Giugno Antoniano

La voce e il miracolo: inaugurata la mostra al Palazzo Papale di Rieti

Il Giugno Antoniano reatino si arricchisce quest'anno di una particolare mostra allestita in occasione degli ottocentenari che coinvolgono al figura del santo tra il 2020 e il 2022: 1220 la vocazione francescana di Antonio, 1221 il suo naufragio in Italia e il primo incontro con san Francesco, 1222 il suo svelarsi al mondo come grande predicatore

Un sant’Antonio a più dimensioni quello del Giugno Antoniano 2022. E tra le altre cose, lo si vede dalla mostra “La voce e il miracolo”, inaugurata ieri pomeriggio nel Salone di Palazzo Papale alla presenza della curatrice Maria Gloria Riva. Come sottolineato dal vescovo Domenico Pompili, la manifestazione non vede la consumata divisione tra il programma “civile” e quello “religioso”, ma un unico flusso di eventi nel quale la dimensione spirituale è compenetrata da quella sociale, economica – con il riferimento al “Fondo Pane di Sant’Antonio” – e anche ludica. E cercando di soddisfare diverse sensibilità, dove il popolare e devozionale incrociano e si mescolano con esigenze di fede più mature e riflessive.

Lo si vede bene proprio dalla mostra, che attraverso i linguaggi di diversi interpreti esplora la spiritualità antoniana cogliendo l’occasione dagli ottocentenari che coinvolgono al figura del santo tra il 2020 e il 2022: 1220 la vocazione francescana di Antonio, 1221 il suo naufragio in Italia e il primo incontro con san Francesco, 1222 il suo svelarsi al mondo come grande predicatore e santo.

Una sfida raccolta da un gruppo di artisti contemporanei italiani, che si sono confrontati con la vita di Antonio e con la sua iconografia – che nei secoli si è caricata di simboli e significati – cercando l’attualità del suo messaggio e indagando la ragione profonda della sua radicata popolarità. Dipinti, sculture e ceramiche che nel Salone Papale si trovano in dialogo con l’esposizione dei presepi di tutto il mondo allestita per la Valle del Primo Presepe in una compresenza che pare sottolineare il rapporto di paternità spirituale di Francesco verso Antonio e insieme testimonia qualcosa del fecondo rapporto tra Rieti e Padova.

Ovunque nel mondo ci sono cappelle, dipinti e statue dedicate a sant’Antonio e il suo nome identifica chiese, piazze e vie.

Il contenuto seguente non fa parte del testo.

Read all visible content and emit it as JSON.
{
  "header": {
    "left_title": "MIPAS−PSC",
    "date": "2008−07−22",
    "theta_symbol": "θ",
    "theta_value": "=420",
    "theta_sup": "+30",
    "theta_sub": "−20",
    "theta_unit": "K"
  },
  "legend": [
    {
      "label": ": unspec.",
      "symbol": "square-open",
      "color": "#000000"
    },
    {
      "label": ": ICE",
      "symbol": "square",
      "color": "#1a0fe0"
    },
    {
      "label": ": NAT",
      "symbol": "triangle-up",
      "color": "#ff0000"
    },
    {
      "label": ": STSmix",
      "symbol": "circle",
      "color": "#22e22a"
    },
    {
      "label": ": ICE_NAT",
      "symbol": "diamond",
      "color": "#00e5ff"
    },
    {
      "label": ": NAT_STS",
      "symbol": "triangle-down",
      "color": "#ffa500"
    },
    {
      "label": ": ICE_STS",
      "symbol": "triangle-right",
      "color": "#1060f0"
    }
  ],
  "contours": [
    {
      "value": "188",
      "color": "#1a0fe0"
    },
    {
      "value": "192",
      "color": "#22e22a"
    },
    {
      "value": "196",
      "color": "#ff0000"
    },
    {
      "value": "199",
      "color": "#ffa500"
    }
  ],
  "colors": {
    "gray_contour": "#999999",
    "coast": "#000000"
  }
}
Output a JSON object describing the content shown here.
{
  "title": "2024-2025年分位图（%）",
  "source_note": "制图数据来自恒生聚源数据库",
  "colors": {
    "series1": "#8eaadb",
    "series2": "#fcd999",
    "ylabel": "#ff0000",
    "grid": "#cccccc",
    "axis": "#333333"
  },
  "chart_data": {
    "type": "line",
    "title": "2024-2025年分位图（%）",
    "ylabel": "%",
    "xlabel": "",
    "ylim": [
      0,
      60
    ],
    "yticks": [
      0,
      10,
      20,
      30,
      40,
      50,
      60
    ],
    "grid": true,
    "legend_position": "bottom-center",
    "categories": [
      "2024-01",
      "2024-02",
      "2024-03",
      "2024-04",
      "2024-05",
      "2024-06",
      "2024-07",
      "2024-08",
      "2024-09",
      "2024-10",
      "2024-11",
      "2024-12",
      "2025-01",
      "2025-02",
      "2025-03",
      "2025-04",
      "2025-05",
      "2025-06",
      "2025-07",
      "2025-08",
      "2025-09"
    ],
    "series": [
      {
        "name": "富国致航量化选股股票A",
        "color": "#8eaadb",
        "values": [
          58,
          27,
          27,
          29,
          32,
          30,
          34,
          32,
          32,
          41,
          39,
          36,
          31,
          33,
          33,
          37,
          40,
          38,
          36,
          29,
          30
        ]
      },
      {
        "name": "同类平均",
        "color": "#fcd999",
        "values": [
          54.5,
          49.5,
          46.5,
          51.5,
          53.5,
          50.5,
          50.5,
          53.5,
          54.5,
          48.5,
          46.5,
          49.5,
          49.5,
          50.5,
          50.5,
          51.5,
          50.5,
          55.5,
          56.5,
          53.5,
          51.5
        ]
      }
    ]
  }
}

Ma la discendenza spirituale di Antonio da Francesco, la genesi del suo modo di stare nella Chiesa è un aspetto al quale si dedica troppo poca attenzione, rispetto al quale la mostra segna invece un punto fermo. Basta osservare “Incontro”, la commovente scultura di Niccolò Niccolai sull’incontro tra san Francesco e sant’Antonio al Capitolo delle Stuoie di Assisi nel 1221. Quella del Poverello, ormai in viaggio verso l’eternità, è la “voce” che Antonio raccoglie e diffonde con la sua potente predicazione, ma questo avverrà poi: l’immagine è quella di due uomini radicati alla terra pronti ad alzare insieme lo sguardo verso il cielo.

E che dire dell’iconografia del “Bambino” tanto cara al portoghese? Forse se ne capisce davvero il fascino solo a confronto con l’esperienza francescana del presepe di Greccio.

Questo lo scopo dell’esposizione: pregare, riflettere, ripensare la figura di Antonio, cercando la sua voce non solo nell’agiografia, ma tornando alle cose concrete, e magari cogliendone il riflesso in quella delle persone che hanno ascoltato la sua predicazione, come accade nell’installazione di Paolo Baglioni, o nella natura, come fa Paola Ceccarelli che rilegge la voce del santo nelle onde dell’acqua dove i pesci affiorano per ascoltarlo.

Tra le opere in mostra anche una del pittore reatino Alessandro Melchiorri, che non figura nel Catalogo dell’esposizione, ma consegnando il momento dell’uscita della “macchina” di sant’Antonio dalla chiesa di San Francesco chiude forse il cerchio del ragionamento, mostrando come la “voce” si trasforma in un miracolo di gioia, festa, partecipazione per tutti.